German industrial company division ThyssenKrupp Elevator’s participation in the Richtfest skyscraper being built, in Rottweil, will enable it to use the building as an innovation centre for new elevator technologies, such as its prototype MULTI system magnetic levitation (maglev) elevators, in Germany.
The 232-m-tall building, currently, will be completed by the end of next year and, at a final height of 246 m, it will be the tallest tower in the south-western province of Baden-Württemberg. Three of the 12 shafts in the new test tower are earmarked for the new MULTI system.

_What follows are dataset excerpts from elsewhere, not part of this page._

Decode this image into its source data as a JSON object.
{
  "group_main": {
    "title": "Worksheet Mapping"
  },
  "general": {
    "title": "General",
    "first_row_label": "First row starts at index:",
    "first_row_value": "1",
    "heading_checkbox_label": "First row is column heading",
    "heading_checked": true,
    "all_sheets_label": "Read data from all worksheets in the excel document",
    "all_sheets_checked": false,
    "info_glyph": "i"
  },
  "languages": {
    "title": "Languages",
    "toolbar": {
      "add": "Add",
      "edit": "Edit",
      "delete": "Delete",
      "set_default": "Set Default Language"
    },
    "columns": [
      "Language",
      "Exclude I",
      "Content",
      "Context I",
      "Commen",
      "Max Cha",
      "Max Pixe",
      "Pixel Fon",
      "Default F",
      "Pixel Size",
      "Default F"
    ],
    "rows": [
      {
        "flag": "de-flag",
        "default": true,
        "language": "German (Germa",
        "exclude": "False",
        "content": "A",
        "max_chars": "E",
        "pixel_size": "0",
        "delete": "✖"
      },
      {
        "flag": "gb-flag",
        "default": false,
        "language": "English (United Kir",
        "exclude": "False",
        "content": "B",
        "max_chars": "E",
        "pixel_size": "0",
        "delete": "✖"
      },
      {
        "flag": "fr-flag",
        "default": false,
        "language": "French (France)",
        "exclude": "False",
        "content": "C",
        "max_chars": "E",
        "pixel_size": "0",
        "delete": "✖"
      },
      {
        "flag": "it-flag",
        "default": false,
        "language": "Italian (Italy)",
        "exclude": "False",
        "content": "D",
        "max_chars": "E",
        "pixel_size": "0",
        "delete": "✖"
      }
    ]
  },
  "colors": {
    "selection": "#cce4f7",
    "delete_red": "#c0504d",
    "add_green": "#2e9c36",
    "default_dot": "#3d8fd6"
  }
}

“The test tower in Rottweil will play a key role in implementing the global innovation strategy that is of major importance to the success of the company,” says ThyssenKrupp Elevator CEO Andreas Schierenbeck.
Together with the elevator plant in Neuhausen auf den Fildern, and as part of the research and development site in Pliezhausen, the test tower will form an innovation centre for elevator technologies in Germany. In the future, new mobility solutions will be researched, developed and tested at the tower, he notes.
Among the technologies of the future that will be tested in Rottweil is the new MULTI system, which was unveiled at the end of 2014 and is currently in the prototype phase. The system will be powered by the maglev technology of the German monorail maglev train, Transrapid.
The MULTI system provides several advantages, such as the ropeless design allowing for multiple cabs to be operated in one elevator shaft. This increases shaft transportation capacity by up to 50% while reducing the elevator footprint in a building by half. In addition, the elevators will move sideways and vertically without height limitation, creating completely new applications.
ThyssenKrupp notes that the project’s rapid construction is the result of the commitment and smooth cooperation of all involved.
“The progress of the construction work was impressive. In just 245 days, construction teams working in three shifts around the clock dug the 32-m-deep excavation, cast the foundation slab and built the tower to its current height of 232 m – all on time and on budget,” says ThyssenKrupp Elevator Central, Eastern and Northern Europe CEO Alexander Keller.
German construction engineering firm Züblin and ThyssenKrupp cooperated to construct the building. Internationally renowned architects Helmut Jahn and Werner Sobek created a forward-looking design while providing a coherent link with Rottweil’s historic landscape of towers and steeples.